Thanks, that´s a good point. It wasn´t enabled, but it don´t solve my problem.

Tarik Admani · ‎01-16-2014

Are you using group policies to hand down the network settings? If so are you using gpmc 2012?

Thanks

Sent from Cisco Technical Support Android App

1914aug87 · ‎01-17-2014

we are using win server 2008 for the xp clients and win server 2008 r2 for the win 7 clients for gpo rollout.

Tarik Admani · ‎01-17-2014

I have seen issues where the group policy configuration on windows 2008R2 as well. Let me know if you can confirm the version, here is a thread that will help.

http://social.technet.microsoft.com/Forums/windowsserver/en-US/aff2db25-f8fd-41d0-8c87-1fd7bd849ebb/validate-server-certificate-group-policy-xp-sp3-cant-uncjeck-option?forum=winserverGP

Thanks,

Tarik Admani
*Please rate helpful posts*

Robert Salazar · ‎01-18-2014

If this is a windows xp SP 3, see if the following hotfix is installed:

http://support.microsoft.com/kb/960655

If not installed then install it and restart the xp machine. See if the issue is still present.

1914aug87 · ‎01-20-2014

@Tarik Admani: We saw the issue described in your link. Because of that we set up a win 2008 server for the xp clients.

@Robert Salazar: Thanks, i´ll check if this hotfix is installed.

1914aug87 · ‎01-20-2014

Hotfix is installed, but issue is still present.

Clients and ISE are configured to do both user- and machineauthentication.

Maybe win xp can only run machineauthentication?

Many Thanks

bcarroll · ‎01-22-2014

What certificate is in play here? The XP machine should have a root certificate and be able to trust the ISE certificate. When I saw the "11514 Unexpectedly received empty TLS message; treating as a rejection by the client" message, it was a certificate issue. In XP's Protected EAP Properties I would look to make sure that the root certificate that signed the ISE ID certificate is selected. Have you verified that?

1914aug87 · ‎01-23-2014

The ISE use a self-signed certificate. I add this self-signed certificate to the clients "trusted root certification authorities", enable validate server certificates at the eap properties and select the added certificate from the trust list. But if I uncheck validate server certificates, I see the same error message as well.

Are there any differences between xp client config and win7 client config?

thanks,

bcarroll · ‎01-23-2014

If you use XP there is a process you have to go through to enable machine authentication. Otherwise you're going to use user authentication.

http://support.microsoft.com/kb/929847

I'm not sure what you're running into with the certificate, but maybe try to setup a windows CA and enroll ISE with it.

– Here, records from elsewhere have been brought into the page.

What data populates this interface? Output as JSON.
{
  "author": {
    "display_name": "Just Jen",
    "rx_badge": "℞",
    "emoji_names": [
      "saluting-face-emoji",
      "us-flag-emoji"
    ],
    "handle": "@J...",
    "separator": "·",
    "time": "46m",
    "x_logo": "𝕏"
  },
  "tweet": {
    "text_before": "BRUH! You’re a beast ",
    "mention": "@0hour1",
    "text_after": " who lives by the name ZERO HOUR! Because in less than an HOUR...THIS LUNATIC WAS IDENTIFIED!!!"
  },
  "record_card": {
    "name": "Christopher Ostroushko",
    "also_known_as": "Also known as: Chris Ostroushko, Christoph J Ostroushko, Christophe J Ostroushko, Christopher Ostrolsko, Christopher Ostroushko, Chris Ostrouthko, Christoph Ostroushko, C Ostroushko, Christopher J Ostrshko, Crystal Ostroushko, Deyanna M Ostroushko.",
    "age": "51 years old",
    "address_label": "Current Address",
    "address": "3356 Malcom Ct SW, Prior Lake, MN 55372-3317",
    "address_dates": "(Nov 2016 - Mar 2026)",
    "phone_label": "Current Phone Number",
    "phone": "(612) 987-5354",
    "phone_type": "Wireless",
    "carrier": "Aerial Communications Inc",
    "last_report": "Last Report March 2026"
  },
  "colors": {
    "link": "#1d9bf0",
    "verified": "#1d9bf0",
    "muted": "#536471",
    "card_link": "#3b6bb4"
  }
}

It's not that difficult to lab that up.

dal · ‎01-23-2014

Hi.

Under Administration -> Certificates -> Local Sertificates, find your self signed certificate, and click edit.

Under protocols, is EAP: Use certificate for EAP protocols that use SSL/TLS tunneling checked?

- Øystein

1914aug87 · ‎01-23-2014

Yes it's checked.

Sent from Cisco Technical Support iPhone App

dal · ‎01-23-2014

I have never tried certificate authentication with a self signed certificate before.

But in my mind, this is what you need:

- a CA certificate

- a client certificate issued to ISE, typically a web server certificate

- at least a machine certificate for the client.

The certificates for both ISE and the client must be issued from the same CA.

The CA certificate also needs to be installed on both ISE and the client.